About 'Niyi Coker Jr.

'Niyi Coker Jr. received the B.A. in Dramatic Arts from the University of Ife in Nigeria, where he studied under Nobel Laureate Wole Soyinka. He received the M.F.A. in Directing from Brooklyn College CUNY, and studied with Academy Award Winner F. Murray Abrahams. He received the Ph.D in African American Studies from Temple University, under the tutelage of social critic Molefi Asante and Pulitzer winner Charles Fuller. 'Niyi Coker has served as artistic director at the National Theatre of Nigeria, Malmo Hogskola in Sweden, and "The" theatre in Bermuda. He is the founding artistic director of the African Arts Ensemble in New York City. His theatre directing credits include Ola Rotimi's The Gods Are Not to Blame at the Nat Horne Theatre-Off Broadway in New York City, Lewis Nkosi's The Psychiatrist at the John Houseman Theatre in New York City (Theatre Row), and at King Alfreds Theatre in Winchester, England.

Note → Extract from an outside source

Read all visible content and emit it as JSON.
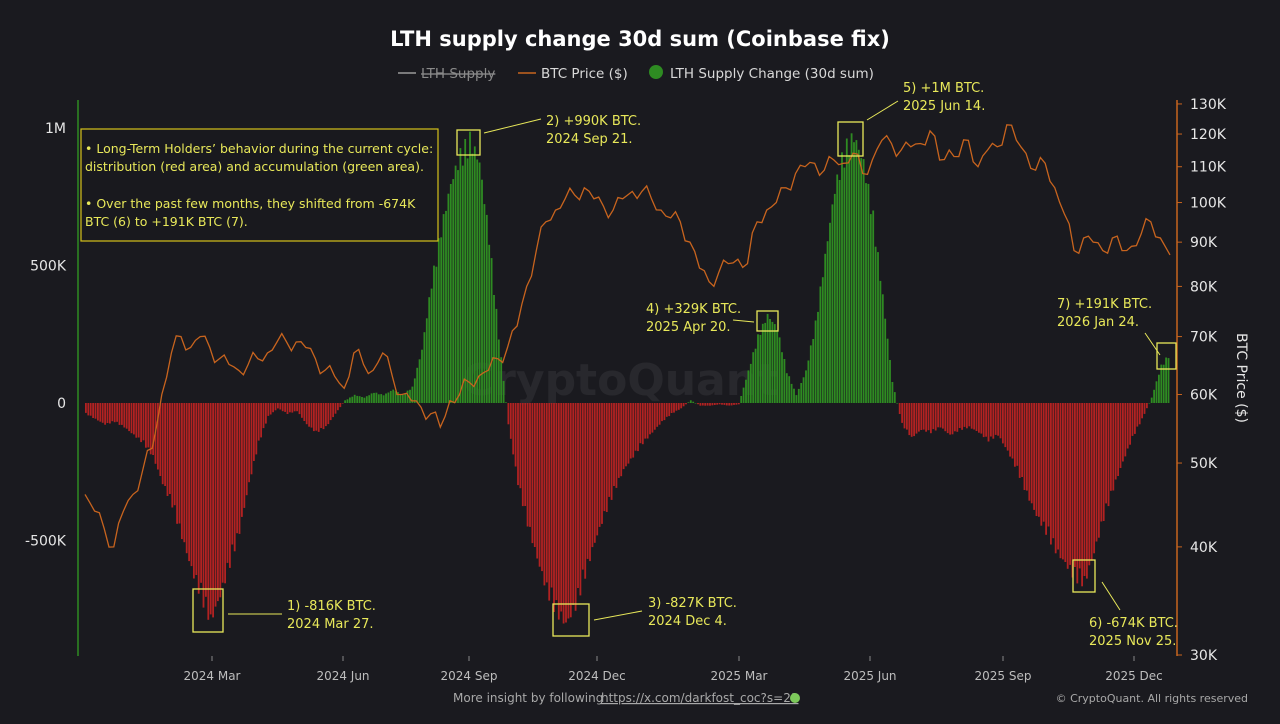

He has also received the Kennedy Center Award and recognition for directing. He received British Council Grant and Support in writing the play, Endangered Species, which was also performed at John Houseman Theatre in New York and toured several theatres in the United Kingdom. In association with the Southern Ute Tribal Council in Colorado, he wrote the historical play, Ouray. This is a play based on the 19th century struggles of the Utes in Colorado, against European encroachment. His writing, directing and producing film credits include Black Studies USA, which won best short documentary at the Berlin Black Film Festival in Germany in 2005. He also produced The Black 14 for FERPA/PBS through the University of Wyoming Television. He has served as consultant for Black Canyon/HBO Productions' Emmy-nominated documentary Fields of Fire. His other films include Happy Birthday Gerome, The Gate, which is written by Arnold Baker and will soon be released. He has published two books: A Study of the Music and Social Criticism of African Musician Fela Kuti and Ola Rotimi's African Theatre: The Development of an Indigenous Aesthetic -- both published by Mellen Press. His articles have appeared in the NYU Renaissance Journal and Journal for Black Studies. He has a book chapter in the forthcoming Handbook for Black Studies, which was edited by Molefi Asante and Maulana Karenga and published by Sage Press.